The 4 “Happy Hormones”

What are “happy hormones”? Specifically, why do some hormones make us happy, and how do we get more of these?

Happy hormones refer to endorphins, serotonin, dopamine, and oxytocin. Technically, some of these are neurotransmitters and not hormones, but we shan’t bother with those scientific details here.

I’m leaving out adrenaline which stimulates a fight-or-flight response. Adrenaline doesn’t make us happy per se, just highly excitable!

Happy Hormone #1: Endorphins

Endorphins block pain. They are the body’s natural painkillers.

Historically, endorphins helped our ancestors to keep on running through the pain in order to escape from predators. Today, we produce endorphins when exercising in our anaerobic zones. When rigorous exercise depletes our muscles of glycogen (oxygen stores), endorphins allow us to push on. This is why we often feel blisters only after and not during the activity.

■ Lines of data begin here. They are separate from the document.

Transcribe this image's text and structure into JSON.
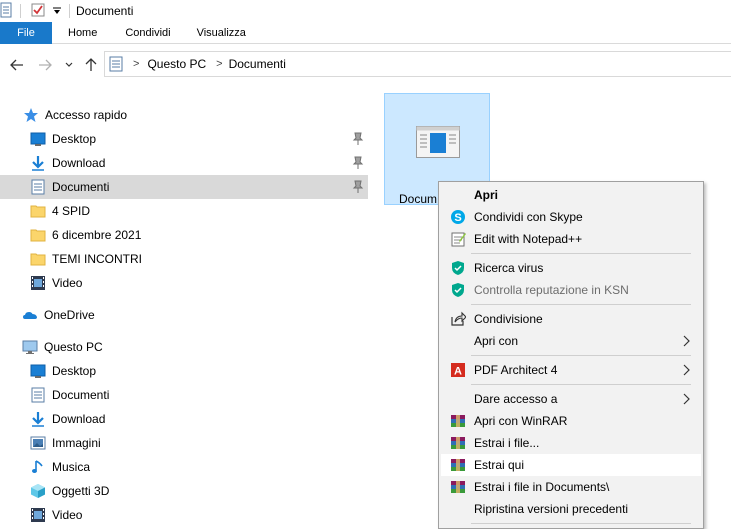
{
  "window": {
    "title": "Documenti"
  },
  "ribbon": {
    "tabs": [
      "File",
      "Home",
      "Condividi",
      "Visualizza"
    ]
  },
  "address": {
    "crumbs": [
      "Questo PC",
      "Documenti"
    ]
  },
  "nav": {
    "quick_access": "Accesso rapido",
    "quick_items": [
      "Desktop",
      "Download",
      "Documenti",
      "4 SPID",
      "6 dicembre 2021",
      "TEMI INCONTRI",
      "Video"
    ],
    "onedrive": "OneDrive",
    "this_pc": "Questo PC",
    "pc_items": [
      "Desktop",
      "Documenti",
      "Download",
      "Immagini",
      "Musica",
      "Oggetti 3D",
      "Video"
    ]
  },
  "content": {
    "file_label": "Docum"
  },
  "context_menu": {
    "items": [
      {
        "label": "Apri",
        "icon": "none"
      },
      {
        "label": "Condividi con Skype",
        "icon": "skype-icon"
      },
      {
        "label": "Edit with Notepad++",
        "icon": "notepadpp-icon"
      },
      {
        "label": "Ricerca virus",
        "icon": "kaspersky-shield-icon"
      },
      {
        "label": "Controlla reputazione in KSN",
        "icon": "kaspersky-shield-icon"
      },
      {
        "label": "Condivisione",
        "icon": "share-icon"
      },
      {
        "label": "Apri con",
        "icon": "none"
      },
      {
        "label": "PDF Architect 4",
        "icon": "pdf-architect-icon"
      },
      {
        "label": "Dare accesso a",
        "icon": "none"
      },
      {
        "label": "Apri con WinRAR",
        "icon": "winrar-icon"
      },
      {
        "label": "Estrai i file...",
        "icon": "winrar-icon"
      },
      {
        "label": "Estrai qui",
        "icon": "winrar-icon"
      },
      {
        "label": "Estrai i file in Documents\\",
        "icon": "winrar-icon"
      },
      {
        "label": "Ripristina versioni precedenti",
        "icon": "none"
      }
    ]
  },
  "colors": {
    "file_tab": "#1979ca",
    "selection": "#cce8ff",
    "nav_selected": "#d9d9d9",
    "menu_bg": "#f2f2f2"
  }
}
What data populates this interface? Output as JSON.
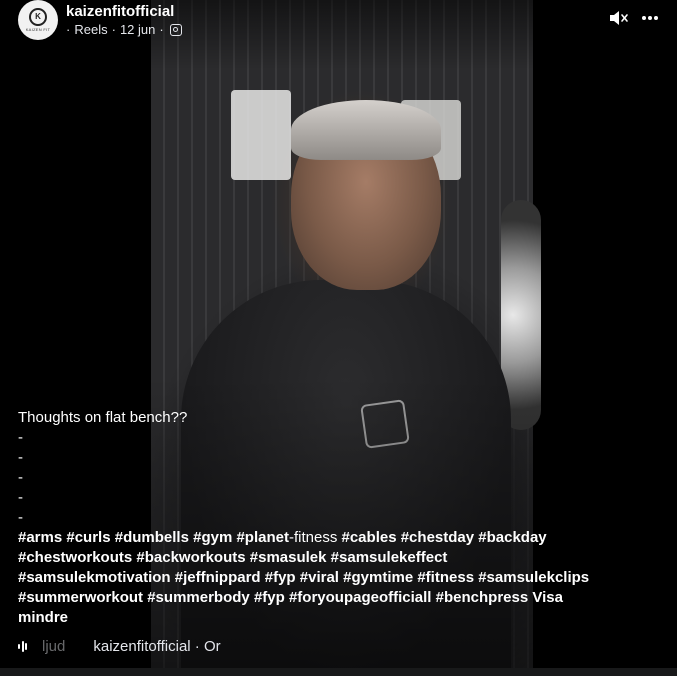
{
  "post": {
    "username": "kaizenfitofficial",
    "meta_prefix": "·",
    "meta_type": "Reels",
    "meta_sep": "·",
    "meta_date": "12 jun",
    "meta_sep2": "·",
    "avatar_text": "KAIZEN FIT"
  },
  "caption": {
    "text_line": "Thoughts on flat bench??",
    "dashes": [
      "-",
      "-",
      "-",
      "-",
      "-"
    ],
    "hashtag_lines": [
      [
        {
          "t": "#arms",
          "tag": true
        },
        {
          "t": " ",
          "tag": false
        },
        {
          "t": "#curls",
          "tag": true
        },
        {
          "t": " ",
          "tag": false
        },
        {
          "t": "#dumbells",
          "tag": true
        },
        {
          "t": " ",
          "tag": false
        },
        {
          "t": "#gym",
          "tag": true
        },
        {
          "t": " ",
          "tag": false
        },
        {
          "t": "#planet",
          "tag": true
        },
        {
          "t": "-fitness ",
          "tag": false
        },
        {
          "t": "#cables",
          "tag": true
        },
        {
          "t": " ",
          "tag": false
        },
        {
          "t": "#chestday",
          "tag": true
        },
        {
          "t": " ",
          "tag": false
        },
        {
          "t": "#backday",
          "tag": true
        }
      ],
      [
        {
          "t": "#chestworkouts",
          "tag": true
        },
        {
          "t": " ",
          "tag": false
        },
        {
          "t": "#backworkouts",
          "tag": true
        },
        {
          "t": " ",
          "tag": false
        },
        {
          "t": "#smasulek",
          "tag": true
        },
        {
          "t": " ",
          "tag": false
        },
        {
          "t": "#samsulekeffect",
          "tag": true
        }
      ],
      [
        {
          "t": "#samsulekmotivation",
          "tag": true
        },
        {
          "t": " ",
          "tag": false
        },
        {
          "t": "#jeffnippard",
          "tag": true
        },
        {
          "t": " ",
          "tag": false
        },
        {
          "t": "#fyp",
          "tag": true
        },
        {
          "t": " ",
          "tag": false
        },
        {
          "t": "#viral",
          "tag": true
        },
        {
          "t": " ",
          "tag": false
        },
        {
          "t": "#gymtime",
          "tag": true
        },
        {
          "t": " ",
          "tag": false
        },
        {
          "t": "#fitness",
          "tag": true
        },
        {
          "t": " ",
          "tag": false
        },
        {
          "t": "#samsulekclips",
          "tag": true
        }
      ],
      [
        {
          "t": "#summerworkout",
          "tag": true
        },
        {
          "t": " ",
          "tag": false
        },
        {
          "t": "#summerbody",
          "tag": true
        },
        {
          "t": " ",
          "tag": false
        },
        {
          "t": "#fyp",
          "tag": true
        },
        {
          "t": " ",
          "tag": false
        },
        {
          "t": "#foryoupageofficiall",
          "tag": true
        },
        {
          "t": " ",
          "tag": false
        },
        {
          "t": "#benchpress",
          "tag": true
        },
        {
          "t": " ",
          "tag": false
        },
        {
          "t": "Visa",
          "tag": true
        }
      ],
      [
        {
          "t": "mindre",
          "tag": true
        }
      ]
    ]
  },
  "audio": {
    "label_faded": "ljud",
    "label": "kaizenfitofficial · Or"
  },
  "icons": {
    "mute": "speaker-muted-icon",
    "more": "more-horizontal-icon",
    "audio": "audio-waveform-icon",
    "instagram": "instagram-icon"
  },
  "colors": {
    "background": "#000000",
    "text": "#ffffff",
    "meta_text": "#e4e6eb"
  }
}
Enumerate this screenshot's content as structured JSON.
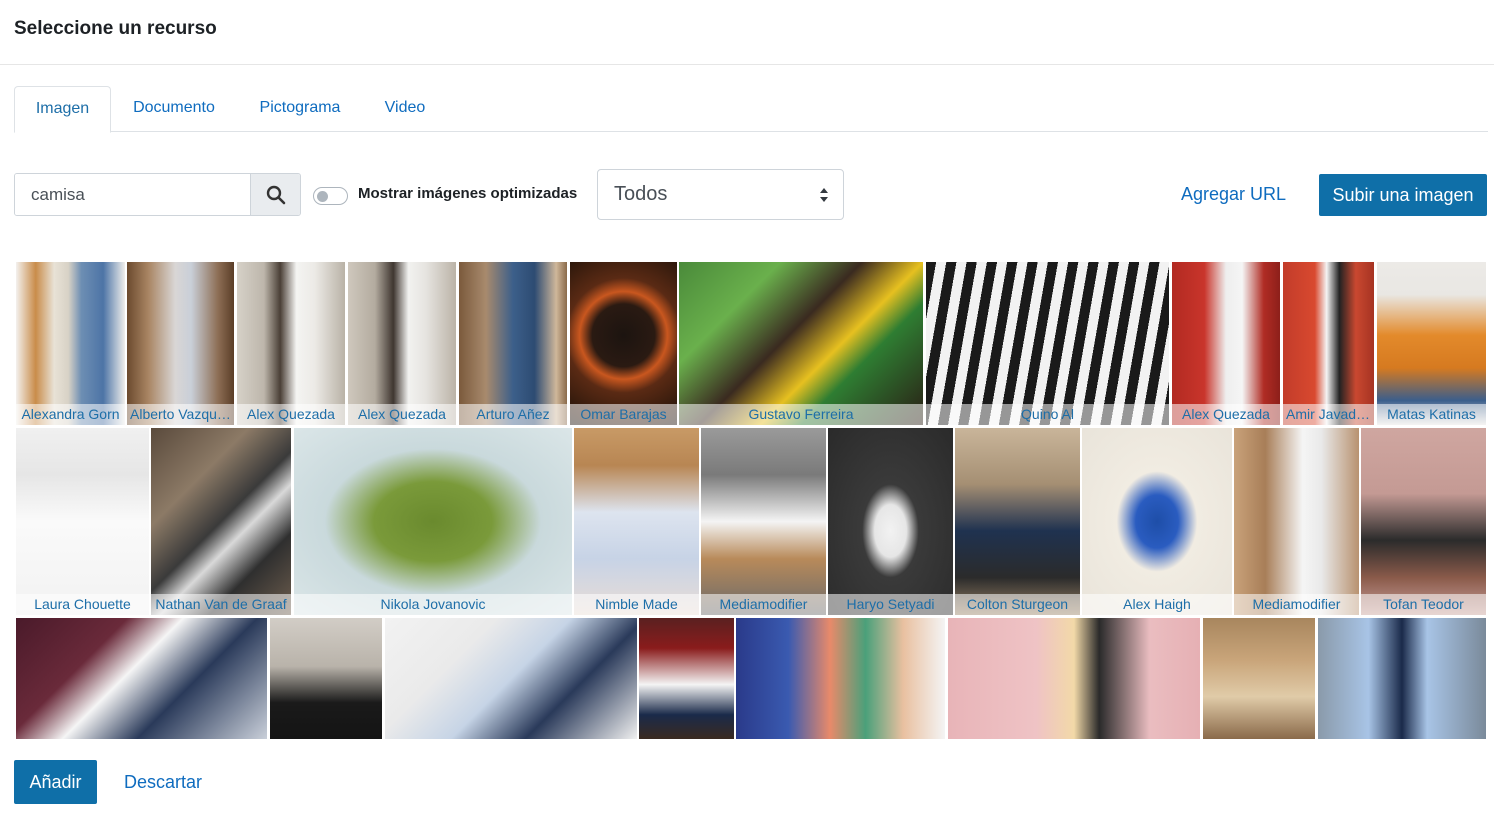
{
  "dialog": {
    "title": "Seleccione un recurso"
  },
  "tabs": [
    {
      "label": "Imagen",
      "active": true
    },
    {
      "label": "Documento",
      "active": false
    },
    {
      "label": "Pictograma",
      "active": false
    },
    {
      "label": "Video",
      "active": false
    }
  ],
  "search": {
    "value": "camisa",
    "icon": "search-icon"
  },
  "toggle": {
    "label": "Mostrar imágenes optimizadas",
    "checked": false
  },
  "filter": {
    "selected": "Todos"
  },
  "actions": {
    "add_url": "Agregar URL",
    "upload": "Subir una imagen"
  },
  "footer": {
    "add": "Añadir",
    "discard": "Descartar"
  },
  "colors": {
    "accent": "#0f6fa8",
    "link": "#0f6cbf"
  },
  "gallery": {
    "row1": [
      {
        "author": "Alexandra Gorn"
      },
      {
        "author": "Alberto Vazquez"
      },
      {
        "author": "Alex Quezada"
      },
      {
        "author": "Alex Quezada"
      },
      {
        "author": "Arturo Añez"
      },
      {
        "author": "Omar Barajas"
      },
      {
        "author": "Gustavo Ferreira"
      },
      {
        "author": "Quino Al"
      },
      {
        "author": "Alex Quezada"
      },
      {
        "author": "Amir Javadz..."
      },
      {
        "author": "Matas Katinas"
      }
    ],
    "row2": [
      {
        "author": "Laura Chouette"
      },
      {
        "author": "Nathan Van de Graaf"
      },
      {
        "author": "Nikola Jovanovic"
      },
      {
        "author": "Nimble Made"
      },
      {
        "author": "Mediamodifier"
      },
      {
        "author": "Haryo Setyadi"
      },
      {
        "author": "Colton Sturgeon"
      },
      {
        "author": "Alex Haigh"
      },
      {
        "author": "Mediamodifier"
      },
      {
        "author": "Tofan Teodor"
      }
    ],
    "row3": [
      {},
      {},
      {},
      {},
      {},
      {},
      {},
      {}
    ]
  }
}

Ways to increase endorphins:

(1) Exercise rigorously: Anaerobic exercise helps us to cope with chronic pains by activating our bodies’ natural painkillers. Endorphins don’t really help us to feel good, but they do help us feel less bad.

(2) Eat spicy food: Receptors on our tongues react to spice by sending signals to our brains similar to pain signals. This triggers the production of endorphins.

Happy Hormone #2: Serotonin

Serotonin boosts our mood and makes us more agreeable and sociable. Lack of it can cause irritability and depression.

Ways to increase serotonin:

(1) Choose positive thoughts: When we remember happy events or focus on gratitude, our brains produce more serotonin.

(2) Expose yourself to sunlight: When sunlight reaches our skin, we produce vitamin D. This in turn helps produce serotonin. That is why being outdoors makes people happier.

(3) Exercise at low intensity: While endorphins are produced in anaerobic zones, serotonin results from aerobic exercise. Serotonin also lingers in our system after exercise.

(4) Consume tryptophan with carbohydrates: Foods like milk and corn contain tryptophan, which our bodies convert to serotonin. High protein foods apparently don’t convert so well. Neither do bananas – the serotonin in these cannot cross the blood-brain barrier. Carbohydrates aid the conversion process so don’t skip these!

Happy Hormone #3: Dopamine

Dopamine is a “pleasure” hormone and is stimulated when we strive towards a goal. It motivates us to take action to achieve a goal so we can experience the pleasure of the reward.

Ways to increase dopamine:

(1) Set daily or monthly goals: Having specific, measurable and achievable goals give us something to strive towards, thus stimulating dopamine production. A purposeful life does make us happy!

(2) Exercise with an objective: Dopamine levels tend to rise together with serotonin when we exercise. Since dopamine is associated with goal achievement, setting a distance or time target will stimulate its production.

Happy Hormone #4: Oxytocin

Oxytocin is the “love” hormone released upon physical contact. Intercourse and childbirth release large amounts of oxytocin, but even a good old hug works. Oxytocin provides feelings of love and trust, which is why relationships boost our happiness.

Ways to increase oxytocin:

(1) Have a massage: A massage increases our emotional wellbeing since the prolonged physical contact releases oxytocin in our system. Our muscles become more relaxed too.

(2) Make physical contact: When you get a chance, hug your family and friends, put an arm around a colleague, or cuddle while watching TV. Ever notice that huggers tend to be happy people?

Give your Happy Hormones a break!

While these “happy hormones” help us to feel better, it is important to remember their roles in human survival.

Endorphins mask pain, which is useful temporarily. However, if pain were masked all the time, we would end up seriously injuring ourselves by pushing our bodies too hard.

Similarly, oxytocin is wonderful for building trusting relationships. But if we trusted everybody all the time, we’d fall for every scam on the planet.

Too much dopamine would make us strive towards every goal with no ability to prioritise meaningfully. It also causes addiction.

Happy hormones and happiness

Appreciate these happy hormones when they occur. But understand and accept that they cannot be our permanent state.

It’s nice to know that we are physically geared towards happiness through the production of “happy hormones”. Happiness is not only in our minds, it is also in our bodies!